The first participant in a clinical trial for a COVID-19 vaccine will receive the experimental vaccine on Monday (16 March), a United States (US) government official said.
The official also spoke on the condition of anonymity as the trial has not been publicly announced yet, according to an AP report earlier today. The National Institutes of Health (NIH) is funding the trial which will take place at the Kaiser Permanente Washington Health Research Institute in Seattle.
The trial is aimed to test whether the vaccine will show any potential side effects and to set the stage for a larger test. It will start with 45 young and healthy volunteers, in which they will be given different doses of shots co-developed by NIH and Moderna Inc.
AP highlighted in its report that participants will not get infected from the shots as they do not contain the virus itself.
However, public health officials said that it could take a year to 18 months to fully validate any potential vaccine.
Meanwhile, dozens of research groups around the world are racing to develop a vaccine for the COVID-19 virus that has infected more than 160,000 people and killed about 6,516 people globally.
On 7 March, China said its first vaccines could be ready for ‘emergency use’ in April, VOA News reported.
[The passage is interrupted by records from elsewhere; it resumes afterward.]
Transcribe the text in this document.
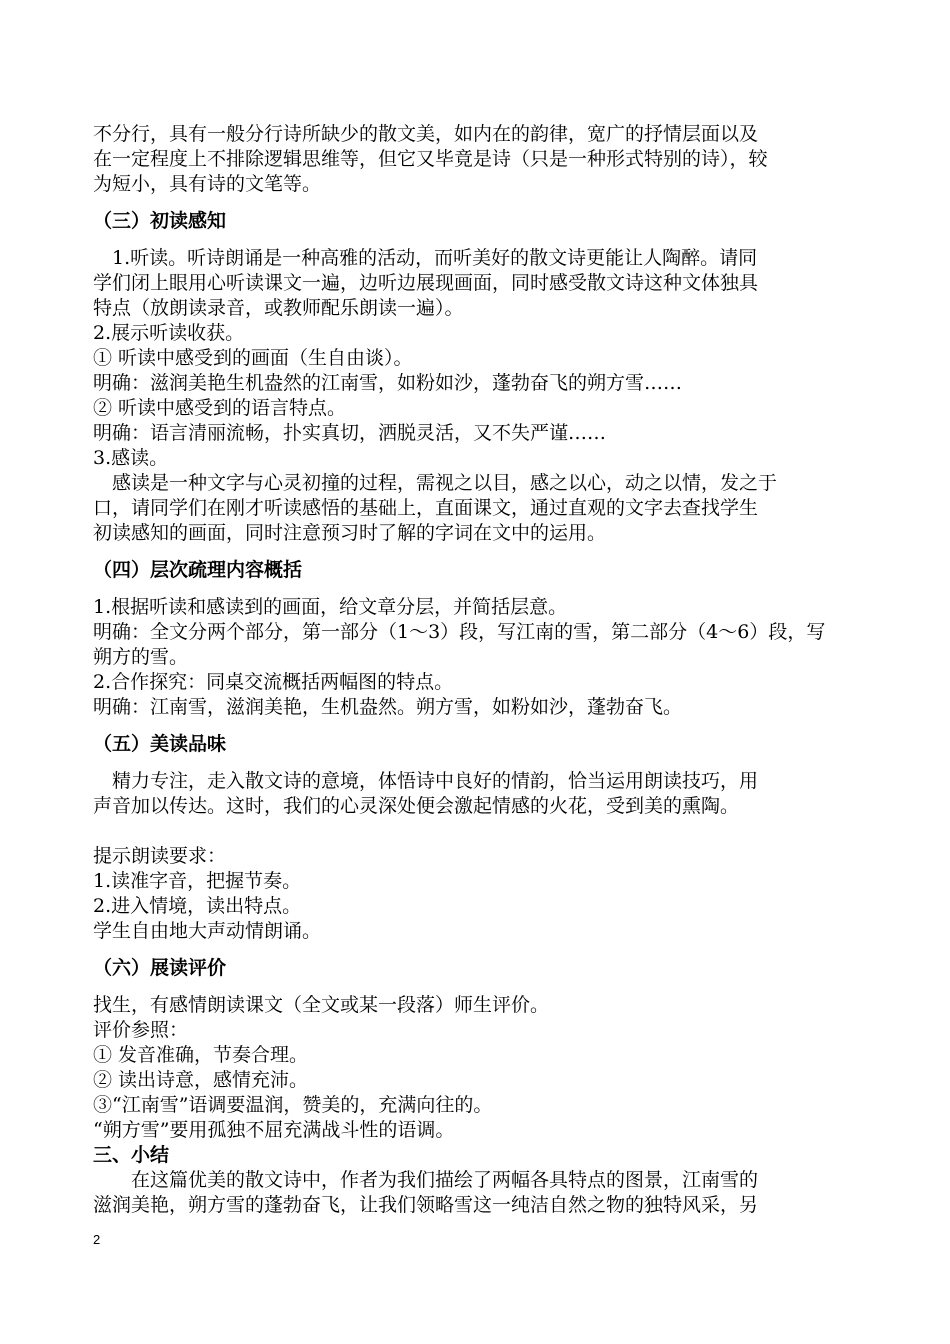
不分行，具有一般分行诗所缺少的散文美，如内在的韵律，宽广的抒情层面以及

在一定程度上不排除逻辑思维等，但它又毕竟是诗（只是一种形式特别的诗），较

为短小，具有诗的文笔等。

（三）初读感知

1.听读。听诗朗诵是一种高雅的活动，而听美好的散文诗更能让人陶醉。请同

学们闭上眼用心听读课文一遍，边听边展现画面，同时感受散文诗这种文体独具

特点（放朗读录音，或教师配乐朗读一遍）。

2.展示听读收获。

① 听读中感受到的画面（生自由谈）。

明确：滋润美艳生机盎然的江南雪，如粉如沙，蓬勃奋飞的朔方雪……

② 听读中感受到的语言特点。

明确：语言清丽流畅，扑实真切，洒脱灵活，又不失严谨……

3.感读。

感读是一种文字与心灵初撞的过程，需视之以目，感之以心，动之以情，发之于

口，请同学们在刚才听读感悟的基础上，直面课文，通过直观的文字去查找学生

初读感知的画面，同时注意预习时了解的字词在文中的运用。

（四）层次疏理内容概括

1.根据听读和感读到的画面，给文章分层，并简括层意。

明确：全文分两个部分，第一部分（1～3）段，写江南的雪，第二部分（4～6）段，写

朔方的雪。

2.合作探究：同桌交流概括两幅图的特点。

明确：江南雪，滋润美艳，生机盎然。朔方雪，如粉如沙，蓬勃奋飞。

（五）美读品味

精力专注，走入散文诗的意境，体悟诗中良好的情韵，恰当运用朗读技巧，用

声音加以传达。这时，我们的心灵深处便会激起情感的火花，受到美的熏陶。

提示朗读要求：

1.读准字音，把握节奏。

2.进入情境，读出特点。

学生自由地大声动情朗诵。

（六）展读评价

找生，有感情朗读课文（全文或某一段落）师生评价。

评价参照：

① 发音准确，节奏合理。

② 读出诗意，感情充沛。

③“江南雪”语调要温润，赞美的，充满向往的。

“朔方雪”要用孤独不屈充满战斗性的语调。

三、小结

在这篇优美的散文诗中，作者为我们描绘了两幅各具特点的图景，江南雪的

滋润美艳，朔方雪的蓬勃奋飞，让我们领略雪这一纯洁自然之物的独特风采，另

2
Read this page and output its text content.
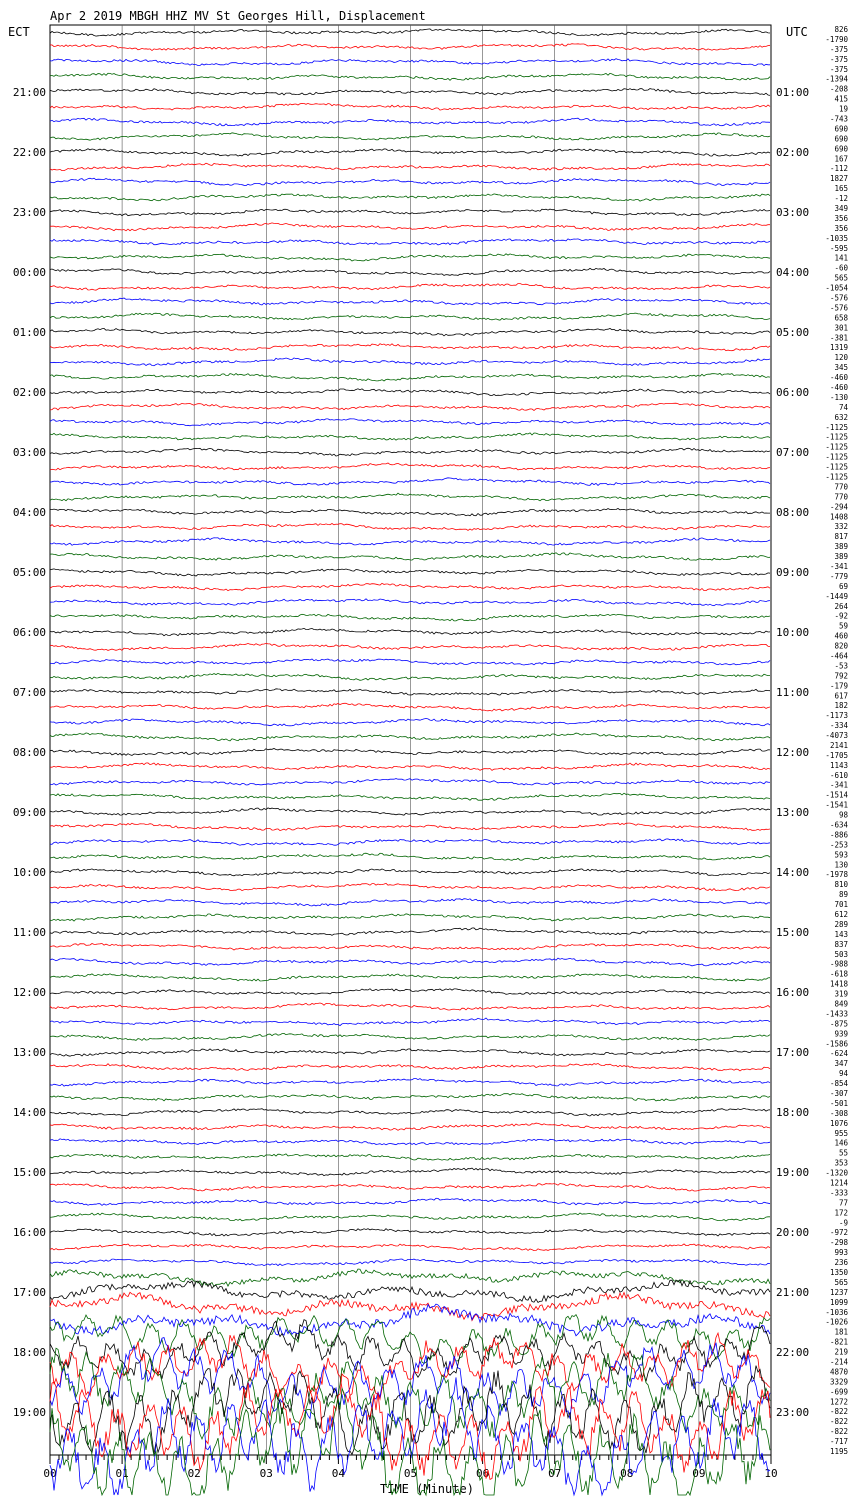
Apr 2 2019 MBGH HHZ MV St Georges Hill, Displacement
ECT	UTC
TIME (Minute)
00	01	02	03	04	05	06	07	08	09	10
21:00
22:00
23:00
00:00
01:00
02:00
03:00
04:00
05:00
06:00
07:00
08:00
09:00
10:00
11:00
12:00
13:00
14:00
15:00
16:00
17:00
18:00
19:00
01:00
02:00
03:00
04:00
05:00
06:00
07:00
08:00
09:00
10:00
11:00
12:00
13:00
14:00
15:00
16:00
17:00
18:00
19:00
20:00
21:00
22:00
23:00
826
-1790
-375
-375
-375
-1394
-208
415
19
-743
690
690
690
167
-112
1827
165
-12
349
356
356
-1035
-595
141
-60
565
-1054
-576
-576
658
301
-381
1319
120
345
-460
-460
-130
74
632
-1125
-1125
-1125
-1125
-1125
-1125
770
770
-294
1408
332
817
389
389
-341
-779
69
-1449
264
-92
59
460
820
-464
-53
792
-179
617
182
-1173
-334
-4073
2141
-1705
1143
-610
-341
-1514
-1541
98
-634
-886
-253
593
130
-1978
810
89
701
612
289
143
837
503
-988
-618
1418
319
849
-1433
-875
939
-1586
-624
347
94
-854
-307
-501
-308
1076
955
146
55
353
-1320
1214
-333
77
172
-9
-972
-298
993
236
1350
565
1237
1099
-1036
-1026
181
-821
219
-214
4870
3329
-699
1272
-822
-822
-822
-717
1195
Director of the National Health Commission’s Science and Technology Development Center Zheng Zhongwei said dozens of China’s vaccine research institutions were involved in the vaccine development.
“According to our estimates, we are hopeful that in April some of the vaccines will enter clinical research or be of use in emergency situations,” said Mr Zheng.
Meanwhile, scientists in Israel are weeks away from developing a vaccine for the COVID-19 virus, The Jerusalem Post reported on 15 March. MIGAL research institute’s biotechnology group leader Dr Chen Katz said the new vaccine will go through a regulatory process including clinical trials and large-scale production.
“All we need to do is adjust the system to the new sequence,” he noted. “We are in the middle of this process, and hopefully in a few weeks we will have the vaccine in our hands. Yes, in a few weeks, if it all works, we would have a vaccine to prevent coronavirus.”
MIGAL CEO David Zigdon hinted that the vaccine can be made accessible to the general public as it is an oral vaccine, adding that it could achieve safety approval in 90 days.
A Canadian company Quebec City-based Medicago announced that it has produced a “vaccine candidate” to fight against the COVID-19 outbreak. Medicago said it could begin human trials as early as July after gaining approval by Health Canada and other agencies, CBC reported on 13 March.
Medicago uses “virus-like particles” — molecules that mimic the form of a virus, but without the infectious properties — that can trigger a human’s immune system to create antibodies that can fight the actual virus.
“We can produce a vaccine candidate very quickly once a pandemic is declared,” said Nathalie Landry, Medicago’s executive vice-president of scientific and medical affairs. “We can scale up very quickly and produce a large number of doses. If you think of influenza, for example, it takes anything from four to six months before vaccine doses are produced.”